Selesai belajar aku pergi ke sawah. Embusan angin semilir mengoyak wajah.
“Rib, ayo sini!” terlihat teman-teman memanggil.
Mereka sedang berkutat dengan panen padi milik pesantren. Bulir padi menguning membawa angin segar bagi kami. Sebab dari lahan inilah kebutuhan santri terpenuhi. Aku bertugas menadah gabah padi hasil gilingan. Terlihat kyai berdiri di pematang. Serupa, berkopiah hitam dan sarung bermotif kotak-kotak. Ia memanggilku. Memerintah untuk mendekat.
“Nanti sekarung beras ini kamu jual ke pasar. Tapi lokasinya agak jauh. Miftah dan teman yang lain akan mengantarmu. Ini bekal untukmu, ambilah,” tutur kyai.

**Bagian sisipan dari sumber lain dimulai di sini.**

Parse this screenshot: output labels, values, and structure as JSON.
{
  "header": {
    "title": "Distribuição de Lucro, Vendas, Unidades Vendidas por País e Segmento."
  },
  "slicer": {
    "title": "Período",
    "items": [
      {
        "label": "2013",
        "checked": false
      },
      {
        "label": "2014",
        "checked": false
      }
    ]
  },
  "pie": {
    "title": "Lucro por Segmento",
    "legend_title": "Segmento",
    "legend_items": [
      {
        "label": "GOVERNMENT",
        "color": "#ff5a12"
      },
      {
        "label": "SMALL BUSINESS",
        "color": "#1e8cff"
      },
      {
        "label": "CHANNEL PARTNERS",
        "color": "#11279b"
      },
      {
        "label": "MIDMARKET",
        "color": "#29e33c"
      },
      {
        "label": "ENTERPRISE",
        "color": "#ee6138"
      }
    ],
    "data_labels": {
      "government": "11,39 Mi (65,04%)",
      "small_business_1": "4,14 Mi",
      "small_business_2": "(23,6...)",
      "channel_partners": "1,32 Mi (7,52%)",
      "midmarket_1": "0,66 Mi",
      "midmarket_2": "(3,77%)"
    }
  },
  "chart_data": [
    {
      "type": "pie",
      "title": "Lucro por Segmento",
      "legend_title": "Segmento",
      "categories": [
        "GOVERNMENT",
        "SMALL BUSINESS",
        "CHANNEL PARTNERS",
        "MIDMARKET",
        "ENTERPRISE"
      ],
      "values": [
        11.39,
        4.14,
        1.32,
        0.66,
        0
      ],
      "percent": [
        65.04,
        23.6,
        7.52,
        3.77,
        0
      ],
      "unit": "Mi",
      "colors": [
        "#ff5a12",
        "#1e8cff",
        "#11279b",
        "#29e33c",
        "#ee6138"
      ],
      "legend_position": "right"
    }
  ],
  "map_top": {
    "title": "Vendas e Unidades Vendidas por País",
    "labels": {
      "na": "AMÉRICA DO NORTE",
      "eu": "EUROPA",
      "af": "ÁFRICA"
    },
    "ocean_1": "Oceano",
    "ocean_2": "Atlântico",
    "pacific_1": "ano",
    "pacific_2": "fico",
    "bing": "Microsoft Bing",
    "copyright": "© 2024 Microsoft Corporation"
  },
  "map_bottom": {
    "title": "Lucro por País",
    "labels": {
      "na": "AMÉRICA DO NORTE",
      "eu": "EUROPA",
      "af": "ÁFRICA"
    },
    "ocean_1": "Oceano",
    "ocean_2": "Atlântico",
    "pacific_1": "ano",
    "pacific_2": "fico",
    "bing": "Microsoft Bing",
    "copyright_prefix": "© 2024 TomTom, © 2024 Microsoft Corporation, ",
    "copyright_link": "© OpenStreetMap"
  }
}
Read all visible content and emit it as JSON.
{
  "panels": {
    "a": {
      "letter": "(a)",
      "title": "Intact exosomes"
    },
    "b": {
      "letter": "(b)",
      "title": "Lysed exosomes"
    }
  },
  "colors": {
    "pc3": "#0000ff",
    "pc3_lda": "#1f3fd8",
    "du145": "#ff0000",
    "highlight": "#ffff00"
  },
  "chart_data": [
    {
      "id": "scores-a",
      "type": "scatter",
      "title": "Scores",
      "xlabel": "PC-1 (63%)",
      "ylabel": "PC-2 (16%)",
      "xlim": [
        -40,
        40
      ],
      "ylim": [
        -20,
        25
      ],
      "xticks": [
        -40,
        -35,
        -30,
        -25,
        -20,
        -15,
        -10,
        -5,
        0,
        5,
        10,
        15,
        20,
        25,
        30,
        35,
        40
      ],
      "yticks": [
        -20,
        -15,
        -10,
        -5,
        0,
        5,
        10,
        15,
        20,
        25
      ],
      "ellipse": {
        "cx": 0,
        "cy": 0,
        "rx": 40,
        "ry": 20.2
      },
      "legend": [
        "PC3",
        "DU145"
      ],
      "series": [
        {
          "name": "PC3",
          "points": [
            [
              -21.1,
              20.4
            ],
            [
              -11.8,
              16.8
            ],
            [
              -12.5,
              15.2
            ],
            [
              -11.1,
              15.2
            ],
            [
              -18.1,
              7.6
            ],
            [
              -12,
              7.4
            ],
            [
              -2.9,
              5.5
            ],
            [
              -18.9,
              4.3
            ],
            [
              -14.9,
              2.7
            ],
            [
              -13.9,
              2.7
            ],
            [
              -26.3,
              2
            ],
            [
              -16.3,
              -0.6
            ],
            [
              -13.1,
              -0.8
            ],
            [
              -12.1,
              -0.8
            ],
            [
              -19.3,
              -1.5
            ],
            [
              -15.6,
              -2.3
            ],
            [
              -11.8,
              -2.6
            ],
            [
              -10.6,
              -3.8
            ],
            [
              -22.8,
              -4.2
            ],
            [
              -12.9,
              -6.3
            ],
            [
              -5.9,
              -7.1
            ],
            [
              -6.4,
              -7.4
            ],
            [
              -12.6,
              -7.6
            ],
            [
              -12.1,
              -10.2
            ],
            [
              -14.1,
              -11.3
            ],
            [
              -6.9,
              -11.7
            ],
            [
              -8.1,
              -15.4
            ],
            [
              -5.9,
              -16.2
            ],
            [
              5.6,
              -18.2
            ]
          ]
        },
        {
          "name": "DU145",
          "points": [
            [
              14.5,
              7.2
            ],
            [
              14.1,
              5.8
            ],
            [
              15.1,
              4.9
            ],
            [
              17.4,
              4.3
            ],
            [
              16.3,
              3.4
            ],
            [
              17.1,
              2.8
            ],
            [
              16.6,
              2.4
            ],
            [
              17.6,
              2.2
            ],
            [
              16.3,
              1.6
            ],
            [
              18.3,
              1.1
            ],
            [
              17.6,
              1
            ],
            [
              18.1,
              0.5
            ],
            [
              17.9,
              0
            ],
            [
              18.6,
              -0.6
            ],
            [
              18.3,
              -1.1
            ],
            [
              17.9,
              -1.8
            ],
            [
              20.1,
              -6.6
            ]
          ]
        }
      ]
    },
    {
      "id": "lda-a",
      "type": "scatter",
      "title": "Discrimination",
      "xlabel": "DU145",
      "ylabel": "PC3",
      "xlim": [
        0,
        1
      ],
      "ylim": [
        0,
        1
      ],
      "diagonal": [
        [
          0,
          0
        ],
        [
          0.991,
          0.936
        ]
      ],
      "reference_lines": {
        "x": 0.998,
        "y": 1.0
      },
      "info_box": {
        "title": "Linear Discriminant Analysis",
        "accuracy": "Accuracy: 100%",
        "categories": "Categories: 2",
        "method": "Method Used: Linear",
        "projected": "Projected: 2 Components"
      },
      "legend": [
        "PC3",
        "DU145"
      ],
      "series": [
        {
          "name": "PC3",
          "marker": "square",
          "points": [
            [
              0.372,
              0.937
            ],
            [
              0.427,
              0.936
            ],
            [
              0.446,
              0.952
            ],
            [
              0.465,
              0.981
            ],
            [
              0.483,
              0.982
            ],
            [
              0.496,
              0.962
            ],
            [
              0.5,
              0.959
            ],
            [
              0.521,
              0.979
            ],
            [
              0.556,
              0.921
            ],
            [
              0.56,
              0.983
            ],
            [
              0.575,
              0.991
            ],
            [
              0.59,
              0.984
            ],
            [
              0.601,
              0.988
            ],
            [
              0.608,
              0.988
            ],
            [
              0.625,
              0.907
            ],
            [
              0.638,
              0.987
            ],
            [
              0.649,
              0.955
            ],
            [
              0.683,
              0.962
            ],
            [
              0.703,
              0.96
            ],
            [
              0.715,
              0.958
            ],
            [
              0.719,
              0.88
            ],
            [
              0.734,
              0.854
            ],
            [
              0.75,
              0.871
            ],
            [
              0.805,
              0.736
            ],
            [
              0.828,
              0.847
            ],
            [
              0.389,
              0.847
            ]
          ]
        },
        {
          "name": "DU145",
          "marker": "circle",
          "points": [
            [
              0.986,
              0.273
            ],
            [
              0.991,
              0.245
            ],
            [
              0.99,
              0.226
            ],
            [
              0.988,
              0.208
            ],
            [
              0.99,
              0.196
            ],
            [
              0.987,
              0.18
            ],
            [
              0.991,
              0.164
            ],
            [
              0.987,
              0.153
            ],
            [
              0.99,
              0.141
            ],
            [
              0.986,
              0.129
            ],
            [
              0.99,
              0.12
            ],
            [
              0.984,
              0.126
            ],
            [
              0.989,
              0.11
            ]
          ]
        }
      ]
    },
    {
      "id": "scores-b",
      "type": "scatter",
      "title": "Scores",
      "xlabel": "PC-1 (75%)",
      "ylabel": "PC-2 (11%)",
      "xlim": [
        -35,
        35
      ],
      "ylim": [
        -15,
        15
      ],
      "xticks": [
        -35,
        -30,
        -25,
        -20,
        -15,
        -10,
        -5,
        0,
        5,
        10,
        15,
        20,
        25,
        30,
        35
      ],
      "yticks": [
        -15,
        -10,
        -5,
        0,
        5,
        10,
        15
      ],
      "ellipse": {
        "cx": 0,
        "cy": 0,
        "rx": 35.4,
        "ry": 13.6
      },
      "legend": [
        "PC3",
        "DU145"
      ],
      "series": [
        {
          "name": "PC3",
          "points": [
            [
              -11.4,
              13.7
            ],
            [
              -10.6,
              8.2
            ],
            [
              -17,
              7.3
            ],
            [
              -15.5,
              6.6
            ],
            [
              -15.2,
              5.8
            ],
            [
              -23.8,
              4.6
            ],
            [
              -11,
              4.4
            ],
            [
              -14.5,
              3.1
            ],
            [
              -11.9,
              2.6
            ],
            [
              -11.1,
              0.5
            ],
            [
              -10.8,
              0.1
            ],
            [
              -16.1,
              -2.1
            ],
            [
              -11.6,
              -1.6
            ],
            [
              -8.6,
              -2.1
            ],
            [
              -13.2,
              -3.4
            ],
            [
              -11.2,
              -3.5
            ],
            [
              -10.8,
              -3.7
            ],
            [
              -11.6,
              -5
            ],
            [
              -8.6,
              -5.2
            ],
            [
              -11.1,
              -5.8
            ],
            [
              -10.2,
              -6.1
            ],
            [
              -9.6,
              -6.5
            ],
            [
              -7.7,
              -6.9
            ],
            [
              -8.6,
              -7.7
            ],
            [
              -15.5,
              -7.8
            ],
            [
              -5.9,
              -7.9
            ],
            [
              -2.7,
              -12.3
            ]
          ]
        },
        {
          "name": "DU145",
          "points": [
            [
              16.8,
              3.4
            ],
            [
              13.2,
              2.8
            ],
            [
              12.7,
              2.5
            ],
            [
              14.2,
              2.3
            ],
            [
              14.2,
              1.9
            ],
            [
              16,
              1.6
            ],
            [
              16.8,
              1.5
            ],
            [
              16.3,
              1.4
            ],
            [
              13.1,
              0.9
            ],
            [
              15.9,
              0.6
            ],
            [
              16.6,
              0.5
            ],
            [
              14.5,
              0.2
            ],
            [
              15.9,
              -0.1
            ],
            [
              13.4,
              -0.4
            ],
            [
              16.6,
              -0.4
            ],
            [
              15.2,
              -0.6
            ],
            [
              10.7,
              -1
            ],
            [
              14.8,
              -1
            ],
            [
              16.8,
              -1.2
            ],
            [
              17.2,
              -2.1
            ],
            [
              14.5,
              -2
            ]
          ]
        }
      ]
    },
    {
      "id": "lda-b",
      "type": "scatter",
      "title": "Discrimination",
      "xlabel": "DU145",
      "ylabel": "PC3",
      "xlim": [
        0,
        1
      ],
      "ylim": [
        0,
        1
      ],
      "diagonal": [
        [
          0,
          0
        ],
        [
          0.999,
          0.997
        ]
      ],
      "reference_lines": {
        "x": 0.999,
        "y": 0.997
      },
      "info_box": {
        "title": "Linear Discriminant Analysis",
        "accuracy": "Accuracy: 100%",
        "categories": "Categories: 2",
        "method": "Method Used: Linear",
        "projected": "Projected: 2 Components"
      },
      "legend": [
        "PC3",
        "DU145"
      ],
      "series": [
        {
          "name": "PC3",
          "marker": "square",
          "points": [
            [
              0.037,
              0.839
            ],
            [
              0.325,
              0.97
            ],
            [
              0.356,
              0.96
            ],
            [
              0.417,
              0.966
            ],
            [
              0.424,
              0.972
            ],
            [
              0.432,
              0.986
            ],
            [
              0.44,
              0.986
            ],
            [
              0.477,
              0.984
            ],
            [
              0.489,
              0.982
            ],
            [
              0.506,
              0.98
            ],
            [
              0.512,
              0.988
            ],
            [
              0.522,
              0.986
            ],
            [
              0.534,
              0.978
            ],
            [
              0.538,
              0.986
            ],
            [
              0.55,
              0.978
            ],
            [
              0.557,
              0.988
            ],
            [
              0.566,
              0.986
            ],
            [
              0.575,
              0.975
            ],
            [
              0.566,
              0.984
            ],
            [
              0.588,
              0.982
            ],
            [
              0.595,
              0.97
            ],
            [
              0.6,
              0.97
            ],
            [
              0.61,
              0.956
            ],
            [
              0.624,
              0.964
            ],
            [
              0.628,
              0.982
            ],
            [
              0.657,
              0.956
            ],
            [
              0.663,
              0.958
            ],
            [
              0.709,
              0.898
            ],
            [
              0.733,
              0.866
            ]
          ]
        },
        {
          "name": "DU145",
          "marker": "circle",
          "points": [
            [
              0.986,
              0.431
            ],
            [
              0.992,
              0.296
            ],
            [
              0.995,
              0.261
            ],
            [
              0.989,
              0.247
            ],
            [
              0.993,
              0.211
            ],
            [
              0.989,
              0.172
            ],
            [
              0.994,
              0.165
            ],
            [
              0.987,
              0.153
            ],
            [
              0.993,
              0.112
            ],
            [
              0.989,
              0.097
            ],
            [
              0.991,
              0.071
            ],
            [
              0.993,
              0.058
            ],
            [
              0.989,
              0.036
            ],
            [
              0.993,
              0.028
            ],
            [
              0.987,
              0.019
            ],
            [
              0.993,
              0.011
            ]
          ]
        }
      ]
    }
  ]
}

Tanganku menengadah. Beberapa uang receh diberikan. Semoga saja cukup. Miftah dan beberapa teman mengantarku sampai tempat pemberhentian angkot. Sebuah angkot berwarna kuning berhenti.
Suara klakson terdengar dan sopir pun menyapa, “Kemana Mas?”
“Pasar Sampang, Pak!”
Sang sopir mengangguk. Aku pun naik. Miftah membantu menaikkan beras ke atas angkot.
“Hati-hati Rib,” katanya.
“Bismillahi tawakkaltu ‘alallah …” ucapku dalam hati.
Angkot yang kunaiki lumayan tua. Suara mesinnya memekak telinga. Belum lagi keadaan badan angkot penuh karatan. Jok-jok nampak sudah jebol. Tapi lumayan lah, dari pada harus naik delman.